Originally posted by paigowprincess
Of course, by then. the mustache trend will just be making its way south.
Did we decide this was a "Playboy" or a "Hitler"?

And oh--I heart the 80's even more than I heart PLF.

NotFromHere 06-24-2003 03:33 PM

Simon The Good.
 
Quote:

Originally posted by purse junkie
This is the 00s so the 80s are in. Nostalgia runs at 20 year intervals in ten year cycles. So in 2011, the 90s will be in, and every frickin' rich teenage poseur will be buying scuzzy flannel shirts at Goodwill again so they look all cool and grunge. I guess the girls will be stuck with the Courtney Love child-whore wear.

And you can insult Men Without Hats, but you can burn in hell for insulting Duran Duran. Forget they were cute and wore Barbie makeup, and you will hear some perfect pop songs. What, you'd rather listen to a bunch of moping Englishmen or hair-band shit like Ratt?
Wait, so that means big shoulder pads and big hair should be in, but it's not.
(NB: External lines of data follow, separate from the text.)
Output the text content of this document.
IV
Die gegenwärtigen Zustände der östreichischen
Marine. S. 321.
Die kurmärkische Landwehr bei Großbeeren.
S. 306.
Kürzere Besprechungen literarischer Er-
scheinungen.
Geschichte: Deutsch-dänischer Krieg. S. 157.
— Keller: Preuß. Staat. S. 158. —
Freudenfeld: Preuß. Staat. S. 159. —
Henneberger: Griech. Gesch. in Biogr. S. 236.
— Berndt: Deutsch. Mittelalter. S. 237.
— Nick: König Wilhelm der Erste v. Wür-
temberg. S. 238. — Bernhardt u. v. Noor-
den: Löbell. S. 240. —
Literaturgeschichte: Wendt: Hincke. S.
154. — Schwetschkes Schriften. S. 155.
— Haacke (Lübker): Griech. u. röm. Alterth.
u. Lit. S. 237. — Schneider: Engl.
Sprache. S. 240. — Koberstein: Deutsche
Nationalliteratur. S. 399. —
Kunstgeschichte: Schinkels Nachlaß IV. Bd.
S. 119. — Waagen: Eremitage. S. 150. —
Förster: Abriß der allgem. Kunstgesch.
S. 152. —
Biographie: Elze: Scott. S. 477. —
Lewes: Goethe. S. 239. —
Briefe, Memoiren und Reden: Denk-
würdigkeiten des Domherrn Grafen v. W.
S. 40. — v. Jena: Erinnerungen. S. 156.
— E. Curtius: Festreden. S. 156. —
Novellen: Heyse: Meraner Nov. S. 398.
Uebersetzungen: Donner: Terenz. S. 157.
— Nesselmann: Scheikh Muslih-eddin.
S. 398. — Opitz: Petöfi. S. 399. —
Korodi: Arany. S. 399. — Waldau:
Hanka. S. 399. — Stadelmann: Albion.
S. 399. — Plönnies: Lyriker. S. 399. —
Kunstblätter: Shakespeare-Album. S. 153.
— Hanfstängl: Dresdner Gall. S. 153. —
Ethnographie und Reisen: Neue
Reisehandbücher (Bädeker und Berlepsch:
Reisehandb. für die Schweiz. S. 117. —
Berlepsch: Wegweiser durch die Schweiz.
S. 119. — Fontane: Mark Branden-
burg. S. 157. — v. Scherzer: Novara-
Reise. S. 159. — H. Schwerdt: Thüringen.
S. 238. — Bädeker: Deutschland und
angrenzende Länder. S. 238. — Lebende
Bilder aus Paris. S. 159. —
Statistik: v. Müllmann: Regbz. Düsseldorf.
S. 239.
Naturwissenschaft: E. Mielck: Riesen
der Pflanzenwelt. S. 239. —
Low slung jeans and peasant tops are so 70's, so are we behind in fashion, or late to the party for music?
I miss Alexis Carrington and the silk dresses with the linebacker shoulder pads and all that hairspray. Hairspray rocked!
And apropos of nothing...Jeff Colby of Dynasty fame is on a soap now. As the World Turns. I had forgotten how one dimensional he was. The stern look, yelling a Fallon. Bitching to Alexis. Ah yes...the 80's.